The token could be anything from your bank card to your smartphone or as Grosse and Upadhyay mention, a ring with an embedded smartcard. While you will still have to use a password to unlock the screen, without the token, nothing will work.

This however presents its own problems. If your token is stolen, it's going to be difficult to identify yourself online in order to cancel the token. Aside from the problem of theft, having to remember your token everywhere you go is an added hassle.

Another solution is being investigated by Pixel Pin, a UK company which believes that pictures will replace traditional passwords. Founded in 2011, Brian Taylor used his experience of working in Homeland Security to create a more secure way of logging in online.

Picture this

Using a picture of your own choosing, you pick a number of passpoints (a minimum of three is recommended and the more the better) and you tap these in the right sequence when you want to sign-in.

This of course depends on websites and online services signing up for Pixel Pin which is some way away yet, through the company did tell me it was currently trialling a beta version of the system.

A third option is two-factor authentication. This system relies on something you have, and something you know. Take for example the ATM card in your pocket. The card itself is something you have while the Pin is something you know.

Now imagine this system but where both elements are digital and the environment in which they exist is created by software not hardware. That is what CertiVox has done with its SkyPin system.

This is how the system will work. You fire up your browser, up pops a virtual 9-digit keypad like at an ATM, and you are requested to input your SkyPin. Once you have entered the code, you will then be signed into any service which has signed up to use SkyPin.

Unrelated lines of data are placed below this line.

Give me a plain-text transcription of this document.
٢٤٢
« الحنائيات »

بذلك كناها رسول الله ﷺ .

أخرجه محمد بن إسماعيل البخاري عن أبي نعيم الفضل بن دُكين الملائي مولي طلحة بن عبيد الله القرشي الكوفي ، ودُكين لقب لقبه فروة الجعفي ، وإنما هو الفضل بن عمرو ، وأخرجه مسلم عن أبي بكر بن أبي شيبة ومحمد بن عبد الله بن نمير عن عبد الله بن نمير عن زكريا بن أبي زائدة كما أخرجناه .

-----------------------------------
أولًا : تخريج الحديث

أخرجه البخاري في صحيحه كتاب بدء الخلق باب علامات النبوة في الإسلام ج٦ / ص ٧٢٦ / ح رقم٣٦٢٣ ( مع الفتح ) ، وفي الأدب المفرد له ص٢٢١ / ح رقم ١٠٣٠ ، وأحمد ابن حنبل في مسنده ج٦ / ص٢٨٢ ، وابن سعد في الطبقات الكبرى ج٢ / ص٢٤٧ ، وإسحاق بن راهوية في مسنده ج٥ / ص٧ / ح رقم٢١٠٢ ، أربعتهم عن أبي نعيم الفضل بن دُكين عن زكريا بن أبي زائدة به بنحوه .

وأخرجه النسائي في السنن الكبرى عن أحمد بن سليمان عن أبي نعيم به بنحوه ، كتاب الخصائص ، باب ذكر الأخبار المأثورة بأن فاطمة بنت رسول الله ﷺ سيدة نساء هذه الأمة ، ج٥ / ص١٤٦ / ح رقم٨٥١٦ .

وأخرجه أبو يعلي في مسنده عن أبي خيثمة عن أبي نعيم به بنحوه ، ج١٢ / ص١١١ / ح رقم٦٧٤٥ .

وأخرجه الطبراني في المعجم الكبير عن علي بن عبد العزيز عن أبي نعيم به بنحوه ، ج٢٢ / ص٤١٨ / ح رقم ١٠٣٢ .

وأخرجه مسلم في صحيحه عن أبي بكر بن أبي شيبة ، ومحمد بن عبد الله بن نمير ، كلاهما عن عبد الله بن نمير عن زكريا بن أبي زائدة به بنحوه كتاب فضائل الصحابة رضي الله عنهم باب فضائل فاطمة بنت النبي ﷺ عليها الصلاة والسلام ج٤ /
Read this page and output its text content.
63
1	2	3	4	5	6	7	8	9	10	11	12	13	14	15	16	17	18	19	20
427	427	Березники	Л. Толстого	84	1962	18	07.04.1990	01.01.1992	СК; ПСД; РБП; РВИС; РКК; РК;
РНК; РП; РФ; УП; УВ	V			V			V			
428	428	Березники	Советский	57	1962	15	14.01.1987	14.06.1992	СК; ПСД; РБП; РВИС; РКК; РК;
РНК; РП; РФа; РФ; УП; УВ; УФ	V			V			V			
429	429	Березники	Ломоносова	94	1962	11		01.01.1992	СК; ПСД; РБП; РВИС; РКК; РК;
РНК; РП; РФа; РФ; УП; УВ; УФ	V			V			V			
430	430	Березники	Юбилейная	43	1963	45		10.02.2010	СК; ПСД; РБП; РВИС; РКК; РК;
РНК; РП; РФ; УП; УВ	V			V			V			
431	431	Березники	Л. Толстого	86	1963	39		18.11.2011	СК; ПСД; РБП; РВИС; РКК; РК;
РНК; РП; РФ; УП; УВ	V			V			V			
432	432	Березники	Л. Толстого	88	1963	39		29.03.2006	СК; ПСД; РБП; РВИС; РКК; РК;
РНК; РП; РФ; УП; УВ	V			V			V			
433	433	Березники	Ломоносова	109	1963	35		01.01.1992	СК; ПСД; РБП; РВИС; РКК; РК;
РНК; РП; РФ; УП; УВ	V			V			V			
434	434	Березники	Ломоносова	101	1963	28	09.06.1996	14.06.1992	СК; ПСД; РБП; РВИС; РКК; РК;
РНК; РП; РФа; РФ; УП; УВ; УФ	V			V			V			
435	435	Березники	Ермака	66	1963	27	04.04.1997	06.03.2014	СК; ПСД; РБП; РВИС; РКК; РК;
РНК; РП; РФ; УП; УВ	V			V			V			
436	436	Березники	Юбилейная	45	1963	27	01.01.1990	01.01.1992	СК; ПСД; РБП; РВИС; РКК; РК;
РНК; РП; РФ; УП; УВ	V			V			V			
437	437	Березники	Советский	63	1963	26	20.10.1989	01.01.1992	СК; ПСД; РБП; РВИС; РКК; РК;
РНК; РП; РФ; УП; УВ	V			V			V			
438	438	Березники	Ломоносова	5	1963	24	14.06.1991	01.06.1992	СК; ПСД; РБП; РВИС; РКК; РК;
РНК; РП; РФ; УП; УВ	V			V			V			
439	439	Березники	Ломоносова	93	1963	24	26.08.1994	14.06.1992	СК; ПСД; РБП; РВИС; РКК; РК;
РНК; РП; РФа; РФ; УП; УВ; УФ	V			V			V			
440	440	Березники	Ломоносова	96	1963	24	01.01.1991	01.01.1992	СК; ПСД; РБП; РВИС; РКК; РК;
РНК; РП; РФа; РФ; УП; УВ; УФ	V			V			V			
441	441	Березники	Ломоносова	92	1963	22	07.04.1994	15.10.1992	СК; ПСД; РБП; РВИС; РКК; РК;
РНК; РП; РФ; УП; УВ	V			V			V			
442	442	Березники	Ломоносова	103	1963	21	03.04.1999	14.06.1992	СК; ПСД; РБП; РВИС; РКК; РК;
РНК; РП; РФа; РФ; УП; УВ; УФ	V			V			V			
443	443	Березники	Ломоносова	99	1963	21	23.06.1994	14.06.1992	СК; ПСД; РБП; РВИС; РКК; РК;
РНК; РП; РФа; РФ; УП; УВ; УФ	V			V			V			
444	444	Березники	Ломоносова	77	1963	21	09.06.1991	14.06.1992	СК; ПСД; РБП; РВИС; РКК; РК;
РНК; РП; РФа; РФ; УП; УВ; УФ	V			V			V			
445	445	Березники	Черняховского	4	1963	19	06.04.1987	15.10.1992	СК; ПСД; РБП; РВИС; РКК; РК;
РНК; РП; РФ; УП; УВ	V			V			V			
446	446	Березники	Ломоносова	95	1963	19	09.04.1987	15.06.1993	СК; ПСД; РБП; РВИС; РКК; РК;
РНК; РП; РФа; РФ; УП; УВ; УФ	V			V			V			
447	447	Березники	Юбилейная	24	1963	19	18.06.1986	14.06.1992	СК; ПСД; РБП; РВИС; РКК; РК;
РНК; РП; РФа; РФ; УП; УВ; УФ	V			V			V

Spector reckons any web developer worth his or her salt would be able to implement the SkyPin authentication on their site within five minutes. He believes the system is infinity more secure and infinitely more memorable that username/password.

Adoption

However, like picture passwords and Google's token idea, SkyPin will only work if it is adopted on a widespread basis. It is no good remembering your SkyPin for a handful of sites if you still need to remember your passwords for the other 50 you log into on a regular basis.

Passwords have been around since the time of the Romans for a reason. They are ubiquitous and people understand them. Changing the system is going to be a monumental shift in the way the internet works, and thus how an increasingly large chunk of our lives work.

The password is dead, it has been for 20 years or so, but we are likely to be talking about its imminent demise for many more years to come.